Thankfully, the President is not alone in his efforts to serve the people of America as well as the immigrant families who are flooding our border. The president further appeals to the soul of the American people with a call to heart:

  • America works hard to welcome millions of lawful immigrants who enrich our society and contribute to our nation.
  • In the last two years, ICE officers made 266,000 arrests of aliens with criminal records, including those charged or convicted of 100,000 assaults, 30,000 sex crimes, and 4,000 violent killings.
  • This is the tragic reality of illegal immigration on our southern border.  This is the cycle of human suffering that POTUS is determined to end.
  • We must fall to our knees and then rise and rally to the call.
  • The president’s proposal includes requests from Homeland Security for cutting-edge technology for detecting drugs, weapons, illegal contraband, and many other things.
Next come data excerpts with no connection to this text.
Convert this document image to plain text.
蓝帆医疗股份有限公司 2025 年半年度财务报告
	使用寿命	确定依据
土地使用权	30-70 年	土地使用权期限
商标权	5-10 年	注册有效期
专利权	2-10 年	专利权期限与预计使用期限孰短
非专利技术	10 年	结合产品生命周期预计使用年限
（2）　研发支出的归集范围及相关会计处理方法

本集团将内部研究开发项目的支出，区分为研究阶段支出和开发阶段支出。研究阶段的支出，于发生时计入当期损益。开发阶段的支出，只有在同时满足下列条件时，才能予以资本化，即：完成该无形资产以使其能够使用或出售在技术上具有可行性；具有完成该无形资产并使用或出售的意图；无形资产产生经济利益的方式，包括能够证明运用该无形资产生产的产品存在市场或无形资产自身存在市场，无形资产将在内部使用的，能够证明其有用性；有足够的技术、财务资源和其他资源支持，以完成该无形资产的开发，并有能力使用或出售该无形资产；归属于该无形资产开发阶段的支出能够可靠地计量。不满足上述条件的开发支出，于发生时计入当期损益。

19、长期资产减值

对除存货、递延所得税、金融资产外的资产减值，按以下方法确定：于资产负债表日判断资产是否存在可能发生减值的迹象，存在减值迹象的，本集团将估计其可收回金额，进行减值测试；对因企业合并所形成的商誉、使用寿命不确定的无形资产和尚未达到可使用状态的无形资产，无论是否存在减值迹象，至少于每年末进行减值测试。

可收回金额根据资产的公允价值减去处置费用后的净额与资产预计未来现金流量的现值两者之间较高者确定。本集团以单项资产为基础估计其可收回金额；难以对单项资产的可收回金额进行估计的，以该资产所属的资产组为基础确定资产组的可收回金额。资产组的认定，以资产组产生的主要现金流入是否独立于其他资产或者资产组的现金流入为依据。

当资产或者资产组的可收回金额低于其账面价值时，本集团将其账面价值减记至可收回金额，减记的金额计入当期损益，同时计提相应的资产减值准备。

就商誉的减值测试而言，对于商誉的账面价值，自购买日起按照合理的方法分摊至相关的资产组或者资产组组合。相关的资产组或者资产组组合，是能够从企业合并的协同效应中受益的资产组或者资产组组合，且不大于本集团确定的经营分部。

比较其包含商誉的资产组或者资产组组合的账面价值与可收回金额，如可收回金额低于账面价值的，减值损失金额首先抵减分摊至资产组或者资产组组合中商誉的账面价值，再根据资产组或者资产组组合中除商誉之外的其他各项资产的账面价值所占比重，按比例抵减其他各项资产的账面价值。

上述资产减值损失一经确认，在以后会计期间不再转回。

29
Also included in his proposal are requests for more agents, immigration judges, and bed space to process the sharp rise in unlawful migration fueled by our very strong economy. 
  • The plan also contains an urgent request for humanitarian assistance and medical support.
  • There is also an urgent request that Congress will close border security loopholes so that illegal immigrant children can be safely and humanely returned back home.
  • In addition, as an overall approach to border security, law enforcement professionals have requested $5.7 billion for a physical barrier.  At the request of Democrats, it will be a steel barrier rather than a concrete wall. 
  • This barrier is absolutely critical to border security.  It’s also what our professionals at the border want and need.

Today, I join my colleagues in the faith in a cry for prayer and compassion as we face this present danger.

Speaking from a platform in support of diversity and compassion, Bruce LeVell, Executive Director of NDC Trump writes: “As a follower of Christ, my convictions are to set up processes to aid those subjected to evil. Meanwhile we must protect our citizens. Mr. President, build that wall!”